Who Should Invest in Multi Cap Funds?
- Investors who want diversified mutual fund options but are not comfortable picking separate schemes for each cap size.
- Conservative-leaning investors with some risk appetite may consider a small, strategic allocation to a multi cap fund while keeping the rest in stable avenues.
Is It a Suitable Fit for You?
If you want to determine the suitability of multi cap funds, ask yourself the following:
- Are you willing to take on risk for the possibility of better potential returns in the long term?
- Do you accept the mandatory 25% small cap exposure?
- Can you stay invested for at least five years to potentially smooth out the impact of market cycles?
If you prefer to avoid all equity risk or require capital stability, a multi cap fund may not align with your investment profile.
However, if you are open to some volatility in exchange for broader equity participation, a multi cap fund can complement your strategy—as a small part of a portfolio that also has relatively stable debt funds or traditional investments such as fixed deposits, PPFs etc.
Conclusion
Multi cap funds can entail significant volatility, especially in the short term. This means they may not be suitable for conservative investors seeking capital stability and low volatility.
However, investors with a conservative mindset who are open to limited equity risk may consider such funds for their disciplined and rule-bound approach to diversification, if done thoughtfully and with full awareness of short-term risks.
Hold a long investment horizon, use SIPs to spread out investments and mitigate market timing risk and allocate only a nominal part of your portfolio to such funds. If you find that your risk appetite evolves or your comfort with equities increases, you may consider increasing your investments in such funds over time.
FAQs
Are multi cap funds suitable for first-time conservative investors?
They can be suitable only if the investor is comfortable with the mandatory small and mid cap exposure and can tolerate some volatility. It may be advisable to start with a nominal allocation and assess comfort before committing to a larger amount.
How do multi cap funds manage market volatility?
They rebalance back to the required 25-25-25 allocation, trimming overheated areas and reinforcing lagging ones, which may help mitigate volatility.
Can multi cap funds offer consistent returns?
No, mutual fund returns are market-linked. Additionally, equity mutual funds – especially those with exposure to mid and small cap stocks – can experience high volatility, especially in the short term.
What is a suitable investment horizon for multi cap funds?
At least five years, so that each cap segment has time to potentially outperform in its cycle.
How are multi cap funds different from balanced or hybrid funds?
Balanced or hybrid funds combine equity with debt; multi cap funds invest chiefly in equity but diversify across company sizes.

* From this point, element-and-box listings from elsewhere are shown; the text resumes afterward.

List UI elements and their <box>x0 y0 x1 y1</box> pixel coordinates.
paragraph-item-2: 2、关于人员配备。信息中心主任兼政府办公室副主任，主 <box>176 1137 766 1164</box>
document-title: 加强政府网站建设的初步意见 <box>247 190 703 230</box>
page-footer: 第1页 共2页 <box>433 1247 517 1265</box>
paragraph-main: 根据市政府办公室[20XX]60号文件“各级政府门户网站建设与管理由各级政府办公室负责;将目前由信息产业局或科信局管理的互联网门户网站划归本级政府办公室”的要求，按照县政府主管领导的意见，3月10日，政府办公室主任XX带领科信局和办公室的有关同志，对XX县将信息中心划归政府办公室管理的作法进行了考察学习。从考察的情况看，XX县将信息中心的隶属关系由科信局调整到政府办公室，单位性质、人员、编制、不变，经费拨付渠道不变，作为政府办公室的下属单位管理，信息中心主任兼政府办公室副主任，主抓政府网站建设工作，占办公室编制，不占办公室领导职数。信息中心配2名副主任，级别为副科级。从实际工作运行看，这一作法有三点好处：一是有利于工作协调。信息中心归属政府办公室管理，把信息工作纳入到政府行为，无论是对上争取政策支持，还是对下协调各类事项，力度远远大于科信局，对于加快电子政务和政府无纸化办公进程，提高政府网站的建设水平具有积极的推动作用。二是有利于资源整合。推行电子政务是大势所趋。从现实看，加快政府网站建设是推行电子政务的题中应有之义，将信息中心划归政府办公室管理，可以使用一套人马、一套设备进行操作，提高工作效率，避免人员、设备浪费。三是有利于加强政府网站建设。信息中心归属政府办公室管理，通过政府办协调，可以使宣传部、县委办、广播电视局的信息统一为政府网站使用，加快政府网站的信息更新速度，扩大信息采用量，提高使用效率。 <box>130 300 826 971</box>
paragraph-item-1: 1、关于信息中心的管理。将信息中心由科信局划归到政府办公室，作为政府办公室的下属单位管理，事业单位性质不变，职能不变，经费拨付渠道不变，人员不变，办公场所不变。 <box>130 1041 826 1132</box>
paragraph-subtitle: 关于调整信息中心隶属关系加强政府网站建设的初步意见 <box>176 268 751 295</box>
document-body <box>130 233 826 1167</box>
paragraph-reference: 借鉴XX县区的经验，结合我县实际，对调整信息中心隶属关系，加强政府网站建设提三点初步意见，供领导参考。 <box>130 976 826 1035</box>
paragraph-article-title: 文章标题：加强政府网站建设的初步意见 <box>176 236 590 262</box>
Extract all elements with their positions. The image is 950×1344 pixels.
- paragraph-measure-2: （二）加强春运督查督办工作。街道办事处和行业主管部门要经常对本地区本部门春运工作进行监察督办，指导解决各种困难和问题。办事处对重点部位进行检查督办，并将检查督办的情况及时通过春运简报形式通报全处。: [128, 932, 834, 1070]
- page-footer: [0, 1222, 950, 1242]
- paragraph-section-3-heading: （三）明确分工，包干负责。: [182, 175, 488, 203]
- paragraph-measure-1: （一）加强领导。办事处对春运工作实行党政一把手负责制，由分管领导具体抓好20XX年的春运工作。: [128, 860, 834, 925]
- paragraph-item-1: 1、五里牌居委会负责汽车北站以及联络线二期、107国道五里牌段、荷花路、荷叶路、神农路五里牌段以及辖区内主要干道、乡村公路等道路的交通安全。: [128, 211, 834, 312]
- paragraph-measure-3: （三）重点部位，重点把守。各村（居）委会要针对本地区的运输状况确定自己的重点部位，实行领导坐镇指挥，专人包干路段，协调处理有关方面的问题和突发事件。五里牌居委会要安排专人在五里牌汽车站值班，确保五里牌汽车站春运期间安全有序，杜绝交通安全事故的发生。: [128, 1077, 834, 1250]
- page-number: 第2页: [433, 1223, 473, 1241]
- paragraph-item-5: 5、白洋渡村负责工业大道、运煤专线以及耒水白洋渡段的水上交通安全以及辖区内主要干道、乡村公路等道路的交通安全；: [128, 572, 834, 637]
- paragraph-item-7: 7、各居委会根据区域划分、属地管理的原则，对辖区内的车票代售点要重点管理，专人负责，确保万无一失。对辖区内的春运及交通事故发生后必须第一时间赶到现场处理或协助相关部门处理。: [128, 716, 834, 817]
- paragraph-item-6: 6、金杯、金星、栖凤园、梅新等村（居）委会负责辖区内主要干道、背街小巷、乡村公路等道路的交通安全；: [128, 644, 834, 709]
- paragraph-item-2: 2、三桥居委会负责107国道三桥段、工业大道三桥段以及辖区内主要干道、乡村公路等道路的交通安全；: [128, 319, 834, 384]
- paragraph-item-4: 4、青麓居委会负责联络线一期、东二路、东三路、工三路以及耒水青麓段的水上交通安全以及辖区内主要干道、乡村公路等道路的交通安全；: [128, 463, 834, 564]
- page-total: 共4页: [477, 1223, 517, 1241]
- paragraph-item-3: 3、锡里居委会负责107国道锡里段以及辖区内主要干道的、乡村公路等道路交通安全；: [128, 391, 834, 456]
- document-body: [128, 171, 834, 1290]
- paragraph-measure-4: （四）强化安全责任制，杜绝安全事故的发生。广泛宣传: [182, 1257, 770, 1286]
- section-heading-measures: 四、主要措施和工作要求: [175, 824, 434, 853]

Mutual Fund investments are subject to market risks, read all scheme related documents carefully.
This document should not be treated as endorsement of the views/opinions or as investment advice. This document should not be construed as a research report or a recommendation to buy or sell any security. This document is for information purpose only and should not be construed as a promise on minimum returns or safeguard of capital. This document alone is not sufficient and should not be used for the development or implementation of an investment strategy. The recipient should note and understand that the information provided above may not contain all the material aspects relevant for making an investment decision. Investors are advised to consult their own investment advisor before making any investment decision in light of their risk appetite, investment goals and horizon. This information is subject to change without any prior notice.
The content herein has been prepared on the basis of publicly available information believed to be reliable. However, Bajaj Finserv Asset Management Ltd. does not guarantee the accuracy of such information, assure its completeness or warrant such information will not be changed. The tax information (if any) in this article is based on current laws and is subject to change. Please consult a tax professional or refer to the latest regulations for up-to-date information.